I liked this book and hearing how God is working in Aurora was inspiring.  There are areas of this book I would critique (for example, I am suspicious of the reliance on techniques to effect miracles); yet I appreciated the tenor of this book. I am a quiet charismatic and affirm the reality of healing, deliverance, and prophecy for today. I appreciated Dawkins balanced presentation, though I felt the character/moral aspects of Jesus’ life were under-emphasized.  Dawkins comments several times how ‘if God can use him, he can use anyone.’ This is a humble and true statement about God, but can easily become an excuse for not developing one’s own character.  I think we should pursue holiness with the same tenacity that Dawkins pursues the supernatural.  These  criticisms aside, I give this book 4 stars.

I received this book from Chosen Books in exchange for my honest review.

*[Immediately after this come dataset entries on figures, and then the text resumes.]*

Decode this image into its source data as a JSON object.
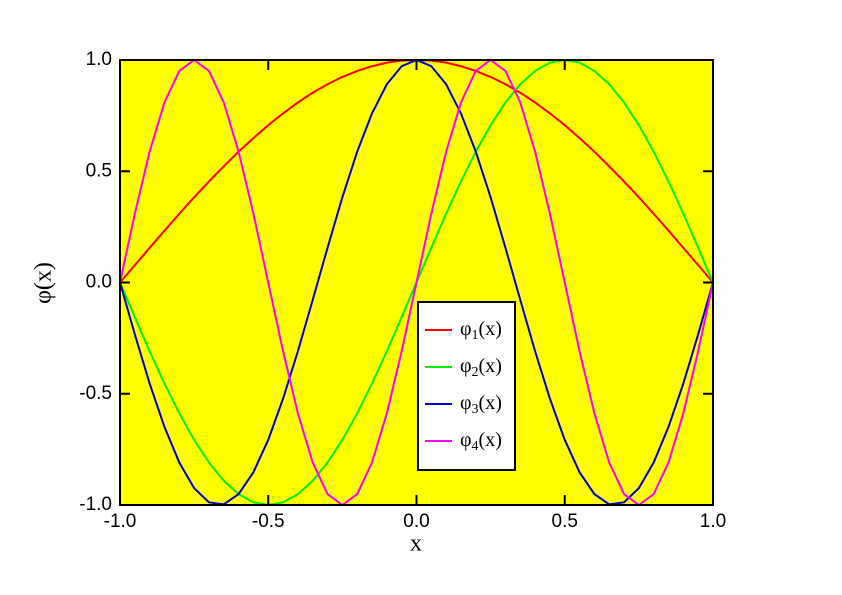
{
  "chart_data": {
    "type": "line",
    "x_label": "x",
    "y_label": "φ(x)",
    "background": "#ffff00",
    "grid": false,
    "x": [
      -1,
      -0.95,
      -0.9,
      -0.85,
      -0.8,
      -0.75,
      -0.7,
      -0.65,
      -0.6,
      -0.55,
      -0.5,
      -0.45,
      -0.4,
      -0.35,
      -0.3,
      -0.25,
      -0.2,
      -0.15,
      -0.1,
      -0.05,
      0,
      0.05,
      0.1,
      0.15,
      0.2,
      0.25,
      0.3,
      0.35,
      0.4,
      0.45,
      0.5,
      0.55,
      0.6,
      0.65,
      0.7,
      0.75,
      0.8,
      0.85,
      0.9,
      0.95,
      1
    ],
    "series": [
      {
        "name": "φ1(x)",
        "color": "#ff0000",
        "values": [
          0,
          0.078,
          0.156,
          0.233,
          0.309,
          0.383,
          0.454,
          0.522,
          0.588,
          0.649,
          0.707,
          0.76,
          0.809,
          0.853,
          0.891,
          0.924,
          0.951,
          0.972,
          0.988,
          0.997,
          1,
          0.997,
          0.988,
          0.972,
          0.951,
          0.924,
          0.891,
          0.853,
          0.809,
          0.76,
          0.707,
          0.649,
          0.588,
          0.522,
          0.454,
          0.383,
          0.309,
          0.233,
          0.156,
          0.078,
          0
        ]
      },
      {
        "name": "φ2(x)",
        "color": "#00ee00",
        "values": [
          0,
          -0.156,
          -0.309,
          -0.454,
          -0.588,
          -0.707,
          -0.809,
          -0.891,
          -0.951,
          -0.988,
          -1,
          -0.988,
          -0.951,
          -0.891,
          -0.809,
          -0.707,
          -0.588,
          -0.454,
          -0.309,
          -0.156,
          0,
          0.156,
          0.309,
          0.454,
          0.588,
          0.707,
          0.809,
          0.891,
          0.951,
          0.988,
          1,
          0.988,
          0.951,
          0.891,
          0.809,
          0.707,
          0.588,
          0.454,
          0.309,
          0.156,
          0
        ]
      },
      {
        "name": "φ3(x)",
        "color": "#0000cc",
        "values": [
          0,
          -0.233,
          -0.454,
          -0.649,
          -0.809,
          -0.924,
          -0.988,
          -0.997,
          -0.951,
          -0.853,
          -0.707,
          -0.522,
          -0.309,
          -0.078,
          0.156,
          0.383,
          0.588,
          0.76,
          0.891,
          0.972,
          1,
          0.972,
          0.891,
          0.76,
          0.588,
          0.383,
          0.156,
          -0.078,
          -0.309,
          -0.522,
          -0.707,
          -0.853,
          -0.951,
          -0.997,
          -0.988,
          -0.924,
          -0.809,
          -0.649,
          -0.454,
          -0.233,
          0
        ]
      },
      {
        "name": "φ4(x)",
        "color": "#ff00ff",
        "values": [
          0,
          0.309,
          0.588,
          0.809,
          0.951,
          1,
          0.951,
          0.809,
          0.588,
          0.309,
          0,
          -0.309,
          -0.588,
          -0.809,
          -0.951,
          -1,
          -0.951,
          -0.809,
          -0.588,
          -0.309,
          0,
          0.309,
          0.588,
          0.809,
          0.951,
          1,
          0.951,
          0.809,
          0.588,
          0.309,
          0,
          -0.309,
          -0.588,
          -0.809,
          -0.951,
          -1,
          -0.951,
          -0.809,
          -0.588,
          -0.309,
          0
        ]
      }
    ],
    "xlim": [
      -1,
      1
    ],
    "ylim": [
      -1,
      1
    ],
    "xticks": [
      {
        "value": -1,
        "label": "-1.0"
      },
      -0.5,
      {
        "value": 0,
        "label": "0.0"
      },
      0.5,
      {
        "value": 1,
        "label": "1.0"
      }
    ],
    "yticks": [
      {
        "value": -1,
        "label": "-1.0"
      },
      -0.5,
      {
        "value": 0,
        "label": "0.0"
      },
      0.5,
      {
        "value": 1,
        "label": "1.0"
      }
    ]
  }
}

Spirit Baptist: a book review

Chad Norris was a preacher. He went to seminary at Beeson Divinity school and studied under Calvin Miller and Robert Smith, jr.  He was passionate about following God and living for him. But he struggled with depression and panic-attacks. He hungered for  a ‘New Testament’ experience of God. A fresh reading of the gospels (especially John) and  an attentive heart to where he felt God was leading, led Norris to a greater openness to the Spirit.  Signs, Wonders and a Baptist Preacher is his story.

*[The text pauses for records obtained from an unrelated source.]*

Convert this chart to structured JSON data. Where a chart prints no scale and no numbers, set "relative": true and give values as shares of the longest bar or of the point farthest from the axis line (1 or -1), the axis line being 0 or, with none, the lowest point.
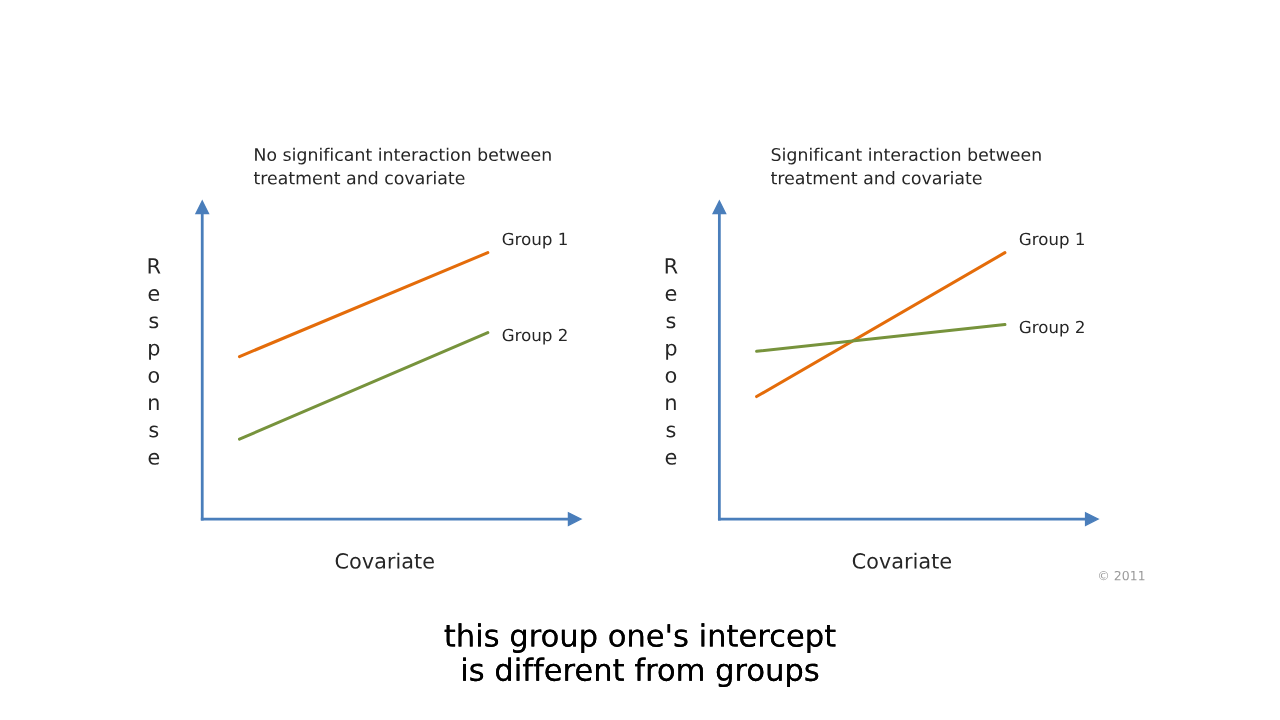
{
  "chart_data": [
    {
      "type": "line",
      "title": "No significant interaction between\ntreatment and covariate",
      "xlabel": "Covariate",
      "ylabel": "Response",
      "relative": true,
      "categories": [
        null,
        null
      ],
      "series": [
        {
          "name": "Group 1",
          "color": "#e46c0a",
          "values": [
            0.61,
            1
          ]
        },
        {
          "name": "Group 2",
          "color": "#77933c",
          "values": [
            0.3,
            0.7
          ]
        }
      ]
    },
    {
      "type": "line",
      "title": "Significant interaction between\ntreatment and covariate",
      "xlabel": "Covariate",
      "ylabel": "Response",
      "relative": true,
      "categories": [
        null,
        null
      ],
      "series": [
        {
          "name": "Group 1",
          "color": "#e46c0a",
          "values": [
            0.46,
            1
          ]
        },
        {
          "name": "Group 2",
          "color": "#77933c",
          "values": [
            0.63,
            0.73
          ]
        }
      ],
      "annotations": [
        "© 2011",
        "this group one's intercept\nis different from groups"
      ]
    }
  ]
}
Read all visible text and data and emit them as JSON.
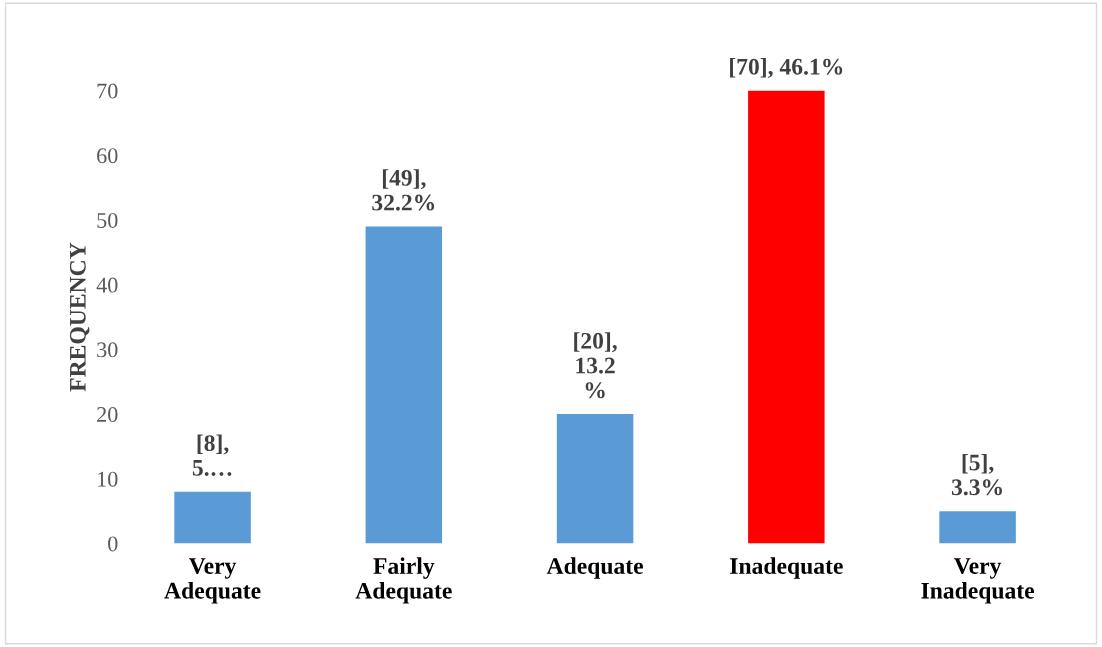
{
  "chart_data": {
    "type": "bar",
    "ylabel": "FREQUENCY",
    "categories": [
      "Very\nAdequate",
      "Fairly\nAdequate",
      "Adequate",
      "Inadequate",
      "Very\nInadequate"
    ],
    "values": [
      8,
      49,
      20,
      70,
      5
    ],
    "colors": [
      "#5b9bd5",
      "#5b9bd5",
      "#5b9bd5",
      "#ff0000",
      "#5b9bd5"
    ],
    "value_labels": [
      "[8],\n5.…",
      "[49],\n32.2%",
      "[20],\n13.2\n%",
      "[70], 46.1%",
      "[5],\n3.3%"
    ],
    "ylim": [
      0,
      70
    ],
    "yticks": [
      0,
      10,
      20,
      30,
      40,
      50,
      60,
      70
    ],
    "grid": false,
    "legend": false
  }
}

Signs, Wonders and a Baptist Preacher by Chad Norris

Written with grace and good humor, Norris describes his journey into supernatural ministry. As pastor of Spiritual Formation at City Church in Simpsonville, SC, Norris has led mission trips and healing services.  His story tells of his own experience of healing and deliverance and his attempts to follow where the voice of God led him.  He is a bit of a goofball but this is a fairly even-handed account.

What I liked  about Norris’s story is that he doesn’t argue that being open to the Holy Spirit means you have to be as weird as you possibly can. His description of his  healing services is of a quiet grace filled moment where he and others pray for people. He acknowledges that some people still have to take medication and don’t get healed, and looks for the grace of God in the lives of those who suffer (he calls them the real ‘heroes’).  Ultimately though, Norris’s point is not just for people to experience the supernatural gifts. He wants people to know intimacy with God. This is his emphasis throughout.

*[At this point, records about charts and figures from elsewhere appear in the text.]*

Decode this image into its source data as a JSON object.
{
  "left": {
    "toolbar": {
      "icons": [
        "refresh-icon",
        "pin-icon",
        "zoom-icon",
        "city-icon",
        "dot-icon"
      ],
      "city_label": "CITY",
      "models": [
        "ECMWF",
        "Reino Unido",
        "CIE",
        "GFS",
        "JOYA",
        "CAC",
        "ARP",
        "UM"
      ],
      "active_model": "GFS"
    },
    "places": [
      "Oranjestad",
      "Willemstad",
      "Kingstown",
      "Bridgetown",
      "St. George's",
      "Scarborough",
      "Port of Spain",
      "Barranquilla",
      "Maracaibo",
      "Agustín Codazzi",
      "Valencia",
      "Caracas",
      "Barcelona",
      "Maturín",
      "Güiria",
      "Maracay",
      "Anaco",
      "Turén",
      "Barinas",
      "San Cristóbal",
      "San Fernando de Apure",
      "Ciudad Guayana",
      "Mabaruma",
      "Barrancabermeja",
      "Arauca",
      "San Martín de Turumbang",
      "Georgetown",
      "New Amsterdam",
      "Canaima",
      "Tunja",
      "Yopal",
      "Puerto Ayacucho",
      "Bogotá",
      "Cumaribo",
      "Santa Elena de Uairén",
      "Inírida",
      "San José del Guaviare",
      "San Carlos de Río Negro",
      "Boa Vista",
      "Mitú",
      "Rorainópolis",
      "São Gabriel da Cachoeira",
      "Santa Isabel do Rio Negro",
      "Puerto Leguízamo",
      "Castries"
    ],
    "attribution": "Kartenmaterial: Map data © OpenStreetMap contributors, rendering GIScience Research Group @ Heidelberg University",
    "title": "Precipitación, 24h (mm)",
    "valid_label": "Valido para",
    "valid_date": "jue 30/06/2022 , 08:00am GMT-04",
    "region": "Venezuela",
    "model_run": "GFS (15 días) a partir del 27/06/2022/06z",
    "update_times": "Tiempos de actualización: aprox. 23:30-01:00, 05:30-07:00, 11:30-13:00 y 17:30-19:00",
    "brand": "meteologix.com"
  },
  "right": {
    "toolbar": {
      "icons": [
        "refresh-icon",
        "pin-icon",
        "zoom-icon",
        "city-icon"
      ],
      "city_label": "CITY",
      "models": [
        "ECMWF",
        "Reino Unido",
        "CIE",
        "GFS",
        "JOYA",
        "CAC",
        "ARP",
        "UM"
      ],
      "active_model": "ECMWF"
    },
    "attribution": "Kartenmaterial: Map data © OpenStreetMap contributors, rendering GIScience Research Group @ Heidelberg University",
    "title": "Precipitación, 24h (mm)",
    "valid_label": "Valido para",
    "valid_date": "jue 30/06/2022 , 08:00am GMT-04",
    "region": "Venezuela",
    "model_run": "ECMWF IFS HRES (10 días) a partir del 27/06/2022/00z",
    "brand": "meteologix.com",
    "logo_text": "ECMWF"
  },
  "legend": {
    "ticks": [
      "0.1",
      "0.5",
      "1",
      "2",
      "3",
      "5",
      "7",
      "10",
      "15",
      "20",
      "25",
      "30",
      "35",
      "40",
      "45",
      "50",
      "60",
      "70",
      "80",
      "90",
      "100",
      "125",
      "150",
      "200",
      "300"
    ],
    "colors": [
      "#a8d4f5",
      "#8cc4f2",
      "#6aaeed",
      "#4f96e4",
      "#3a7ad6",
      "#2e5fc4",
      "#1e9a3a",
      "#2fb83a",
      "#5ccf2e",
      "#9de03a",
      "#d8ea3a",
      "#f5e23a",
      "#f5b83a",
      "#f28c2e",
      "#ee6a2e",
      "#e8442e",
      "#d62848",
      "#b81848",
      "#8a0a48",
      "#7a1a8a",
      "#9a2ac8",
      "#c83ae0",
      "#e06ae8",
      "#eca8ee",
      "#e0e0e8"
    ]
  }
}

I also appreciated that Norris is comfortable talking about pain and hard experiences. He doesn’t paint the Spirit filled life with Pollyanna brush strokes and he’s had his share of painful experiences.  He does commend Spiritual experiences because God is a supernatural God. What he presents here is not a formula.

Norris tells us that it was his reading of scripture which led him to a richer experience of the Spirit; yet this book doesn’t present a fresh reading of the Bible. It is more of a memoir of one man’s spiritual meanderings and the events that have shaped his life and ministry. Taken for what it is, I really enjoyed the book and I think Norris hopes that people will hear his story and be inspired to re-read the gospels for themselves and hear the voice of God calling them into a deeper experience of Him.  The book closes with a prayer that you can pray but there is no ‘how to’ in the text.  If you are to experience

I liked this book because I like Norris’s storytelling and his story. He is funny and the book is a quick read.  I give it 3.5 stars.

Thank you to Chosen books for providing me a copy of this book in exchange for this review.